Acceptance letters to coveted spots in Chicago’s 11 selective-enrollment high schools were sent to eighth graders around the city on March 3 with a March 17 response deadline, according to the CPS website. Rejected students could make an appeal to a selective school’s principal under the principal discretion process by March 24 and are expected to receive a response by May 5. 

Elaine Allensworth, Lewis-Sebring director of the Consortium on School Research, said the graduation rate has increased by 18 percent for neighborhood schools and 4 percent for selective enrollment schools in the past decade. Top-tier neighborhood high schools typically report greater overall improvements in grades than selective schools, which have the same graduation rate. 

On average, students who attend selective schools end up with lower GPAs than they likely would at a nonselective school, and some are less likely to get into highly selective colleges, she added.

“[Students should] judge school quality not based on who it serves, as much as how it is doing with the students that it serves,” Allensworth said. 

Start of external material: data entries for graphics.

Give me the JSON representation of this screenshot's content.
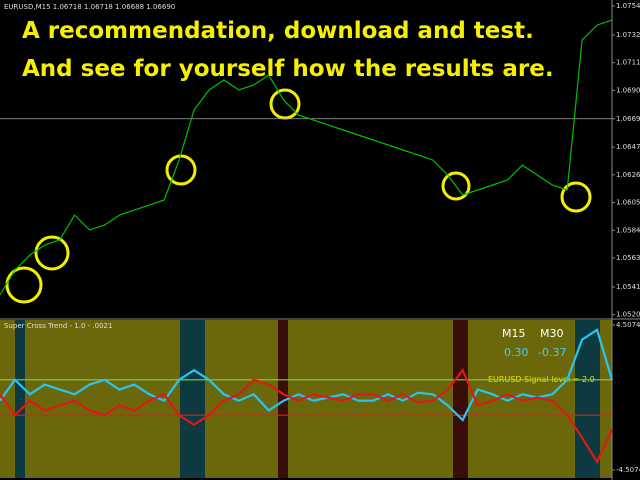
{
  "chart_data": [
    {
      "type": "line",
      "symbol_header": "EURUSD,M15  1.06718 1.06718 1.06688 1.06690",
      "annotations": [
        "A recommendation, download and test.",
        "And see for yourself how the results are."
      ],
      "color": "#00c000",
      "values": [
        1.05354,
        1.05543,
        1.05657,
        1.05733,
        1.05771,
        1.0596,
        1.05847,
        1.05884,
        1.0596,
        1.05998,
        1.06036,
        1.06074,
        1.06377,
        1.06756,
        1.06908,
        1.06984,
        1.06908,
        1.06946,
        1.07021,
        1.06832,
        1.06718,
        1.0668,
        1.06642,
        1.06605,
        1.06567,
        1.06529,
        1.06491,
        1.06453,
        1.06415,
        1.06377,
        1.06263,
        1.06112,
        1.0615,
        1.06188,
        1.06226,
        1.06339,
        1.06263,
        1.06188,
        1.0615,
        1.07287,
        1.074,
        1.07438
      ],
      "ylim": [
        1.0518,
        1.0759
      ],
      "yticks": [
        1.07545,
        1.07325,
        1.07115,
        1.06905,
        {
          "value": 1.0669,
          "label": "1.06690"
        },
        1.06475,
        1.06265,
        1.06055,
        1.05845,
        1.05635,
        1.05415,
        1.05205
      ],
      "current_level": 1.0669
    },
    {
      "type": "line",
      "indicator_name": "Super Cross Trend - 1.0 - .0021",
      "timeframes": [
        "M15",
        "M30"
      ],
      "readings": [
        "0.30",
        "-0.37"
      ],
      "signal_text": "EURUSD Signal level = 2.0",
      "ylim": [
        -4.5074,
        4.5074
      ],
      "yticks": [
        4.5074,
        -4.5074
      ],
      "levels": [
        {
          "value": 1.1,
          "color": "#7fd040"
        },
        {
          "value": -1.1,
          "color": "#e02020"
        }
      ],
      "series": [
        {
          "color": "#29c5f0",
          "values": [
            -0.2,
            1.1,
            0.2,
            0.8,
            0.5,
            0.2,
            0.8,
            1.1,
            0.5,
            0.8,
            0.2,
            -0.2,
            1.1,
            1.7,
            1.1,
            0.2,
            -0.2,
            0.2,
            -0.8,
            -0.2,
            0.2,
            -0.2,
            0,
            0.2,
            -0.2,
            -0.2,
            0.2,
            -0.2,
            0.3,
            0.2,
            -0.5,
            -1.4,
            0.5,
            0.2,
            -0.2,
            0.2,
            0,
            0.2,
            1.1,
            3.6,
            4.2,
            1.1
          ]
        },
        {
          "color": "#e01818",
          "values": [
            0.2,
            -1.1,
            -0.2,
            -0.8,
            -0.5,
            -0.2,
            -0.8,
            -1.1,
            -0.5,
            -0.8,
            -0.2,
            0.2,
            -1.1,
            -1.7,
            -1.1,
            -0.2,
            0.2,
            1.1,
            0.8,
            0.2,
            -0.2,
            0.2,
            0,
            -0.2,
            0.2,
            0.2,
            -0.2,
            0.2,
            -0.3,
            -0.2,
            0.5,
            1.7,
            -0.5,
            -0.2,
            0.2,
            -0.2,
            0,
            -0.2,
            -1.1,
            -2.5,
            -4.0,
            -2.0
          ]
        }
      ]
    }
  ]
}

Cassie Creswell, a parent in the audience, said she brought her fifth grade daughter to learn about the options she will face when deciding what high school to attend. Many students are already feeling pressure at her daughter’s age, but parents can come together and shape a different narrative, she added. 

“If [students] hear a different perspective and they hear positive things about neighborhood high schools, then hopefully the kids will bring that to their own discussions among each other,” Creswell said. 

Test scores are just one factor that play into a student’s potential, and parents should consider the school culture when choosing a school for their children, according to Misuzu Schexnider, associate program officer for Generation All. 

“CPS is not this place where if you don’t go to a selective enrollment school, you are lost forever,” Schexnider said. “There are schools full of potential that are growing all of these students to their best ability.” 

Martinez now proudly earns an A in her math class and is looking forward to college in the fall, Martinez said. 

“If I have a struggle, I can call my teachers any day and they will answer,” she said. “The stigma doesn’t really apply to us.”